自賠責返済、約束は守れ
トラック運送事業者を含む自動車ユーザーが支払う、自賠責保険料の積立金の大部分が国の一般会計に貸され、6000億円がなお返済されていない問題で、自動車ユーザーらから早期の返済を求める声が高まっている。
自賠責保険は、利益を出さない「ノーロス・ノープロフィット原則に基づく世界でも例のない制度」(福田弥夫日大教授)で、1955年度(昭和30年度)に創設された。
すべての自動車ユーザーが加入を義務付けられる強制保険で、保険料による運用益は国土交通省の自賠責特別会計にプールされていたが、これが貯まってきたこともあって、94年度と95年度の2ヵ年にわたり計1兆1200億円が一般会計に「貸し出され」た。
「貸し出され」た金は国債整理基金に組み入れられ、国債の償還や利払いに充てられている。
その後、02年度の政府再保険廃止の際、それまでに貯まっていた運用益2兆円のうち1・1兆円を保険料の引き下げに、0・9兆円を被害者救済対策に充てることになり、1・1兆円については02年度から07年度までの6年間でユーザーの保険料負担抑制に充てられた。
残る0・9兆円の運用益で重度後遺障害者への支援など被害者救済対策を行うはずだったが、このうちの約0・5兆円が未だに一般会計から返済されないため、残る積立金2300億円の運用益と積立金本体の取り崩しで被害者救済対策を実施しているのが実情だ。
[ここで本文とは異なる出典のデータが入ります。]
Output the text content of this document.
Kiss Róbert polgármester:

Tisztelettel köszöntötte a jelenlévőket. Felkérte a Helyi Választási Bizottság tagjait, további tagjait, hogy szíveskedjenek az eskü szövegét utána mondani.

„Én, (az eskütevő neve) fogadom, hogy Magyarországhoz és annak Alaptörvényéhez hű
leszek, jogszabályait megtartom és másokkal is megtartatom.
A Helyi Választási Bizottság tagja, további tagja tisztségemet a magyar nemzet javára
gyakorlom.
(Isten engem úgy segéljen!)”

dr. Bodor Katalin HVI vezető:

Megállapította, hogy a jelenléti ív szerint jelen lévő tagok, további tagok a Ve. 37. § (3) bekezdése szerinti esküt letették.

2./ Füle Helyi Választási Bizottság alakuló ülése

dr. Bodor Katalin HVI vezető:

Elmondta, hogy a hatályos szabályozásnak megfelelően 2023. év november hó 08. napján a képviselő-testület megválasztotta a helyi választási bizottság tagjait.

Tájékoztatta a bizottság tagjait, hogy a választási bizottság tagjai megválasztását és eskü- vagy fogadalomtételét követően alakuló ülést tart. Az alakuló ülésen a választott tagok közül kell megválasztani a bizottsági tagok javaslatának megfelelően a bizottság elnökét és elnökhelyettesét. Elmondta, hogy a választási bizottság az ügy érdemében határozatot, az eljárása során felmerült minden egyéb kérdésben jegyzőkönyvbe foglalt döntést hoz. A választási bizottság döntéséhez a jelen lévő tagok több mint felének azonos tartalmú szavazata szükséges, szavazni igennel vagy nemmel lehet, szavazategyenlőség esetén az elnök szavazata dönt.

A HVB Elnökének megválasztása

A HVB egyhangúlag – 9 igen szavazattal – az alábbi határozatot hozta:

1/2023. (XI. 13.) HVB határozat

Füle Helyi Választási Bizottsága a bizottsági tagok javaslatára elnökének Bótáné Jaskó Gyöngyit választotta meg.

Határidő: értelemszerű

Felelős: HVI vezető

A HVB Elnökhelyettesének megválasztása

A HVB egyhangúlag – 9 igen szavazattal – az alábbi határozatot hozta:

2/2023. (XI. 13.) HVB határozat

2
このため、日本自動車会議所が事務局となって18日に開かれた「自賠制度を考える会」では、一般会計への貸し出し分について「被害者のための金だ」とする被害者団体と「いったんユーザーに返すべき」とする自動車ユーザー団体との間で「内ゲバ」も見られたが、返済後の使途については改めて議論し、今回は一般会計からの返済を求めていくことに特化する方向となった。
いずれにしても、運用益とはいえ元の金は自動車ユーザーが支払った保険料だ。その金が国債の償還や利払いに充てられているのは異常なことであり、自動車ユーザーだけが国の借金の返済に過分な対応をしなければならないいわれはない。
一般会計繰り入れ分の返済時期は、時の財務相と国交相の覚書で定められているが、これまでにすでに2回延期されている。しかも、最後に返済されたのは03年度で、04年度以降は一銭も繰戻されていない。3度目の返済期限となる11年度も財政状態は厳しいかもしれないが、約束は約束であり、守ってもらいたい。